The first thing I noticed after cracking the lid of the bucket was that it smelled really good. I took a sample for a hydrometer reading, which was actually sort of pointless because the original reading I took was way off where it was supposed to be. I don’t think it was actually that far off, I just hadn’t mixed it enough after topping off the bucket with clean water, so the heavier stuff was all at the bottom. But it gave me an excuse to have a taste and even though it’s basically flat at this point, it tasted really good. I can’t wait to see how this one turns out.

Saison sample

The secondary fermentation is optional but it’s nice because it frees up the primary (the bucket, or a 6 gal glass carboy if I decide to get one, which I probably will because it’s better because you can see through glass) for yet another batch and supposedly helps the beer to settle out some more because the transfer leaves behind all the dead yeast cells at the bottom of the primary.

The process for transferring the wort to the carboy is the same that I used to get it into the bottling bucket: auto-siphon, rubber tubing and some patience.

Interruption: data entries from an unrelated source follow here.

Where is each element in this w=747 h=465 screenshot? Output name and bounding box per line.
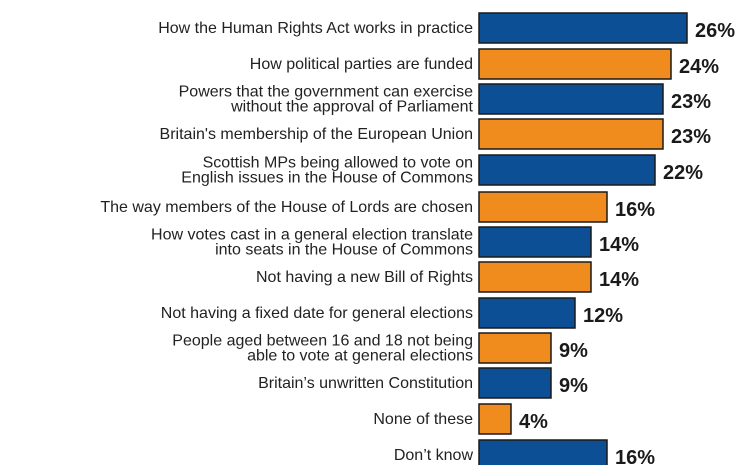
value-label: 23% [671, 126, 711, 148]
value-label: 23% [671, 91, 711, 113]
bar [478, 367, 552, 399]
bar [478, 261, 592, 293]
category-label: How the Human Rights Act works in practi… [158, 20, 473, 37]
value-label: 9% [559, 340, 588, 362]
value-label: 4% [519, 411, 548, 433]
category-label: None of these [373, 411, 473, 428]
category-label: How votes cast in a general election tra… [151, 227, 473, 259]
bar [478, 83, 664, 115]
category-label: The way members of the House of Lords ar… [100, 199, 473, 216]
value-label: 22% [663, 162, 703, 184]
bar [478, 226, 592, 258]
bar [478, 297, 576, 329]
value-label: 16% [615, 199, 655, 221]
category-label: Britain's membership of the European Uni… [160, 126, 473, 143]
bar [478, 154, 656, 186]
bar [478, 403, 512, 435]
value-label: 24% [679, 56, 719, 78]
value-label: 16% [615, 447, 655, 465]
value-label: 14% [599, 234, 639, 256]
category-label: Powers that the government can exercise w… [179, 84, 474, 116]
category-label: Not having a new Bill of Rights [256, 269, 473, 286]
bar [478, 118, 664, 150]
value-label: 9% [559, 375, 588, 397]
bar [478, 48, 672, 80]
bar [478, 332, 552, 364]
category-label: Not having a fixed date for general elec… [161, 305, 473, 322]
category-label: How political parties are funded [250, 56, 473, 73]
value-label: 26% [695, 20, 735, 42]
bar [478, 12, 688, 44]
category-label: Scottish MPs being allowed to vote on Eng… [181, 155, 473, 187]
bar [478, 191, 608, 223]
category-label: Don’t know [394, 447, 474, 464]
value-label: 12% [583, 305, 623, 327]
value-label: 14% [599, 269, 639, 291]
category-label: Britain’s unwritten Constitution [258, 375, 473, 392]
bar [478, 439, 608, 465]
category-label: People aged between 16 and 18 not being a… [172, 333, 473, 365]
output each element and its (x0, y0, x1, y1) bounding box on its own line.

Racking to secondary Belgian Saison in secondary for a couple weeks

So far I’ve been brewing faster than I can drink it all but I don’t see a problem with that. It would actually be more of a problem if I was keeping up with the drinking. This just means I have more to give away, at least until I get a business plan together and start doing this for real (which may or may not ever happen).

As usual I’m already thinking about what to do next. Whatever it is I’m pretty sure I’m gonna do something non-Belgian. Maybe a double IPA. Something that will melt your palate in half.